If there was one person in Hollywood he despised more than anyone else, though, it was Marlon Brando. The feud between the two all-time greats has become the stuff of legend, with their heated confrontations on the set of 1955’s Guys and Dolls barely even the tip of an iceberg crafted from animosity.

Sinatra desperately wanted to play Sky Masterson in the stage adaptation, and after Cary Grant had urged Brando to “take the role to piss him off,” he got it, and relegated his opposite number to second billing as Nathan Detroit.

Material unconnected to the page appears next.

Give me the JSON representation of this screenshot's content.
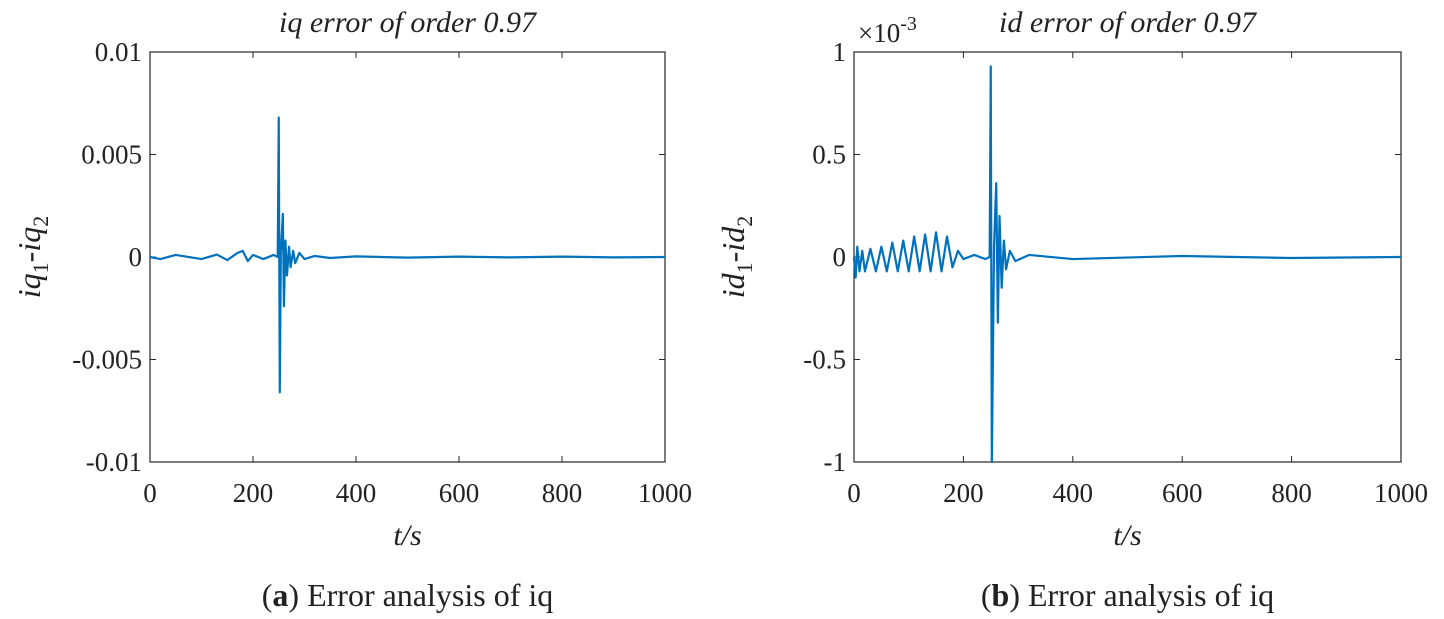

Things got so bad between them that, according to the method man’s close friend, Carlo Fiore, Sinatra even had Brando kidnapped and threatened with death at the hands of the mafia.

Those closest to The Godfather legend, a movie that Sinatra also loathed with every fibre of his being, referred to the crooner as Brando’s “arch-enemy number one,” so you can only imagine how the latter felt when the former ended up snatching a plum part in a high-profile picture away from him, especially when it culminated in Sinatra’s only ‘Best Actor’-nominated performance at the Oscars.

“When I had about 30 or 40 pages of the script ready, I gave one copy to Sinatra’s agent and one to Marlon Brando’s agent,” The Man with the Golden Arm director Otto Preminger mischievously revealed to Peter Bogdanovich. “I got a call the next day from Sinatra’s agent, who said, ‘He likes it very much’. I said, ‘All right, I’ll send him the rest of the script as soon as I have it’. He said. ‘No, no. He wants to do it without reading the script.'”

The downside is that the filmmaker had to reach out to Brando and let him know that, regardless of how much he fancied embodying Frankie Machine in the classic noir, it was Sinatra’s. “He couldn’t believe me,” Preminger reflected. “He thought I was bluffing.” He wasn’t, and he wasn’t best pleased, but it also became a full circle moment in the feud between the two heavyweights.

The year previously, Brando had declined an offer to play Terry Malloy in On the Waterfront, which saw Elia Kazan offer the gig to Sinatra instead. He accepted, but when Brando changed his mind and decided he fancied the part after all, ‘Ol’ Blue Eyes’ was told his services were no longer required. Since he won an Oscar for the film and Sinatra didn’t for The Man with the Golden Arm, you could even say he got the better end of the deal.